The title of Renato Leotta’s first exhibition at London’s Sprovieri gallery, “Linea, Punto.,” enacts one of the show’s key themes: the movement toward stillness. The colored textiles and black-and-white photograms evoke nonhuman gestures and temporalities in their muted dynamics, capturing the shapes and patterns of waves, minerals, and planetary movements.
The focal point of the show are seven works from the series “Multiverso” (Multiverse), 2019-2021. Leotta made these elemental “paintings” by dipping rectangular cuts of dyed cotton into the sea and then leaving them to dry. A single salt line tracks the depth of submersion and, by extension, the height of the tide, which is connected to the lunar calendar. The moon itself appears, albeit invisibly, in “Un Riccio” (Sea Urchins), 2021, a series of “luminograms” of urchins created by exposing photosensitive paper to moonlight. With their glowing outlines, the creatures float against the black background like nameless celestial objects.

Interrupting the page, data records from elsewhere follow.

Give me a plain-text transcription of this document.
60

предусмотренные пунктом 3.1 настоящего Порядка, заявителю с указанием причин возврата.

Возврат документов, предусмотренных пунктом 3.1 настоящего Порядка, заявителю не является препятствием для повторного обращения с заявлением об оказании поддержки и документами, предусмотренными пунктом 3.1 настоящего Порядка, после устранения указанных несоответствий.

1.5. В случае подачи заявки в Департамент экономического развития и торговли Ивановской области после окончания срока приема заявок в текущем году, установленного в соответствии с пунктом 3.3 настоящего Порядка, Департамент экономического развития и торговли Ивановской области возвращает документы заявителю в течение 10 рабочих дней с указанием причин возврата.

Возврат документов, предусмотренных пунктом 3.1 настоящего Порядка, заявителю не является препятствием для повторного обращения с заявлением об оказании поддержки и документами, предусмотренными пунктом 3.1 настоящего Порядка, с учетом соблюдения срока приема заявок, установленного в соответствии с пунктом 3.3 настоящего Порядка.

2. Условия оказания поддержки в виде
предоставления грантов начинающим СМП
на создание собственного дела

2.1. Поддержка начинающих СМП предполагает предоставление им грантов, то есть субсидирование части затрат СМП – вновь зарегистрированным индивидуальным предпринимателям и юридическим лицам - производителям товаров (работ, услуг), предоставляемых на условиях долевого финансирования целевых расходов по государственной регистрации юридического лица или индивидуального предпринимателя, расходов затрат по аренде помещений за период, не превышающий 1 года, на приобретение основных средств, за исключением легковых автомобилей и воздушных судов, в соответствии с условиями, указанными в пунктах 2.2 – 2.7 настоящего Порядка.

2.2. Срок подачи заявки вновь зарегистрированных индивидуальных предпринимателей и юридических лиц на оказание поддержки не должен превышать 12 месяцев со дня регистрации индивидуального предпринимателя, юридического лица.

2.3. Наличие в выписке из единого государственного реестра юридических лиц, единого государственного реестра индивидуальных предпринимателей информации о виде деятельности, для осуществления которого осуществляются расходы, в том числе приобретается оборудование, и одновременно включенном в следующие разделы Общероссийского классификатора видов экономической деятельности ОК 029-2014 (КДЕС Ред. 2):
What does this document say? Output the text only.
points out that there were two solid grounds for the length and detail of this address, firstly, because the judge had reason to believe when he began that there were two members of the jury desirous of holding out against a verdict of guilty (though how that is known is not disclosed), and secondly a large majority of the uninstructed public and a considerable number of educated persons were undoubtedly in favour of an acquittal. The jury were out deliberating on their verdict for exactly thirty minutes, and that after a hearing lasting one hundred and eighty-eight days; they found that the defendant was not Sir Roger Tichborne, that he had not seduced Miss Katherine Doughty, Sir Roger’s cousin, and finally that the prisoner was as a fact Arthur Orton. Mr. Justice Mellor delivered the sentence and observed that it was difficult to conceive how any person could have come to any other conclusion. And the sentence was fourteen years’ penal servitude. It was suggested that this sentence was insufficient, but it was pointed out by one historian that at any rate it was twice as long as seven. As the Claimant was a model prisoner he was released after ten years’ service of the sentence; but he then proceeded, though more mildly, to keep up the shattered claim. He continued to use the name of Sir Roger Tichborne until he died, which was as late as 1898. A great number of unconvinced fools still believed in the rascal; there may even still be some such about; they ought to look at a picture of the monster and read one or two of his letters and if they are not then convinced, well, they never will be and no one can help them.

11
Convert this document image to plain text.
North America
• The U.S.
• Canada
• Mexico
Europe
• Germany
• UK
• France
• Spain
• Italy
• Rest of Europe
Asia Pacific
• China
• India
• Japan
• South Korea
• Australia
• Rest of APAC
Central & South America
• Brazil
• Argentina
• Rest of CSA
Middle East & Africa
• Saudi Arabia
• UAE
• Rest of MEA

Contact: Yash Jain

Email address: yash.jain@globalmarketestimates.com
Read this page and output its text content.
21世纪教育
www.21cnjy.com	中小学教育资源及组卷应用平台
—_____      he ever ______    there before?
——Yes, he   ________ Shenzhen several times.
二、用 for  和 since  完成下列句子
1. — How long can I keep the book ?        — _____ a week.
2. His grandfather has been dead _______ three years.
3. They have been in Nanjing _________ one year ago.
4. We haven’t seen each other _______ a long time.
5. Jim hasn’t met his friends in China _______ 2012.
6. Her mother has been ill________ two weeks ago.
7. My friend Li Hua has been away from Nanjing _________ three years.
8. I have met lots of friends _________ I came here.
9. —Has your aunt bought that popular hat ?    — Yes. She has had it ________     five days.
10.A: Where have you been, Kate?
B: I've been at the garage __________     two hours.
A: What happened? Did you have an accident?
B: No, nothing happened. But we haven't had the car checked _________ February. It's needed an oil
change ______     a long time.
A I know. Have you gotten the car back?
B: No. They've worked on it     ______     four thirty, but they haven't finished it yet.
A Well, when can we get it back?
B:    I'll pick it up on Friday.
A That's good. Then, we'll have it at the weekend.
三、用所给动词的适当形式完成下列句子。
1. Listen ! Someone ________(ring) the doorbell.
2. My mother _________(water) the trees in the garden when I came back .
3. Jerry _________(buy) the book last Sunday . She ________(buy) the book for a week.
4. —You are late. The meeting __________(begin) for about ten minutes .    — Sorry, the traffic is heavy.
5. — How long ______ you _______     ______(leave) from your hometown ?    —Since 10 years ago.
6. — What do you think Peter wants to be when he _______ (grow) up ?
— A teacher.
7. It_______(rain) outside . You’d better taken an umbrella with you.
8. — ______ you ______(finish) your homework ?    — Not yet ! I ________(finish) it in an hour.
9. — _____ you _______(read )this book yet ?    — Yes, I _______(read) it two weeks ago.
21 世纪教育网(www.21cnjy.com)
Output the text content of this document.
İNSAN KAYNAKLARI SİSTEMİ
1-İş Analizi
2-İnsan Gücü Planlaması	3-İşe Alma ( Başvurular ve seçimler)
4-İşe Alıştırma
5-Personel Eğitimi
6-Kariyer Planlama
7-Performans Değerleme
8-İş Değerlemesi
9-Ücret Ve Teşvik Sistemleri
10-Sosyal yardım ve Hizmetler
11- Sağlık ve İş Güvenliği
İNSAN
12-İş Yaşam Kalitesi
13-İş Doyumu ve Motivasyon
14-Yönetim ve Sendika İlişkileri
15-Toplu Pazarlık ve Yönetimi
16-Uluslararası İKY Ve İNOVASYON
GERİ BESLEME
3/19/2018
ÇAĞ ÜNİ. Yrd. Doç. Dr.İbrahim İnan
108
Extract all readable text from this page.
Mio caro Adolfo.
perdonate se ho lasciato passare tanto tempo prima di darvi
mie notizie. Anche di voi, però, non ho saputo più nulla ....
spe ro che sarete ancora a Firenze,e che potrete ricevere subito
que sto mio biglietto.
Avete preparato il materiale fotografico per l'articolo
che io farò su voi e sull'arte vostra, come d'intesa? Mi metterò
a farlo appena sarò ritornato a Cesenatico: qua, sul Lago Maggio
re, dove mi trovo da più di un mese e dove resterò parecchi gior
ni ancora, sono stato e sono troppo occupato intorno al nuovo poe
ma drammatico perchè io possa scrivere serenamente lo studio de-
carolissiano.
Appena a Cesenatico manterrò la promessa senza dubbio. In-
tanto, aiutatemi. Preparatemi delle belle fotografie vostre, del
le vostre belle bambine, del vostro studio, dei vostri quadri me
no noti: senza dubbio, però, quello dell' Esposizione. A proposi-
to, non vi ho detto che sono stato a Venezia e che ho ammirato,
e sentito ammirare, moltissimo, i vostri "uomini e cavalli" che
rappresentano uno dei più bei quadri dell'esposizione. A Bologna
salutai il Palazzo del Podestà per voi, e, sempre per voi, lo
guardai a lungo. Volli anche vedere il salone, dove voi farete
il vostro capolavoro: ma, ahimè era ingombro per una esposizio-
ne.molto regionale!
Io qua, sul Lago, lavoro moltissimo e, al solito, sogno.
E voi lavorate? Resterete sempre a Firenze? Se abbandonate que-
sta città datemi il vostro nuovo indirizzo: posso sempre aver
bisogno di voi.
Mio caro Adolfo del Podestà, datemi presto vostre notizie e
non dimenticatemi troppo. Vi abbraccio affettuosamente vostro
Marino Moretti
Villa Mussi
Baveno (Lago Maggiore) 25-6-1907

The exhibition exposes the line between the artist and the nonhuman author, and just like the lines crossing the “Multiverso” canvases, it is a hesitant, wavering one, articulating no clear divide and no total separation. These are the works of an artist who stands by and watches the sublunary world and, in so doing, invites us to follow his gaze. Perhaps the silence on his part is what makes the work so empathically alluring, if visually plain. Today, there is not a single millimeter on Earth’s surface where human activity cannot be detected, and so we long for the material simplicity of the original elements that existed before the introduction of thousands of new chemicals and substances in the fossil-fuel age. In Leotta’s oeuvre, we find that simplicity.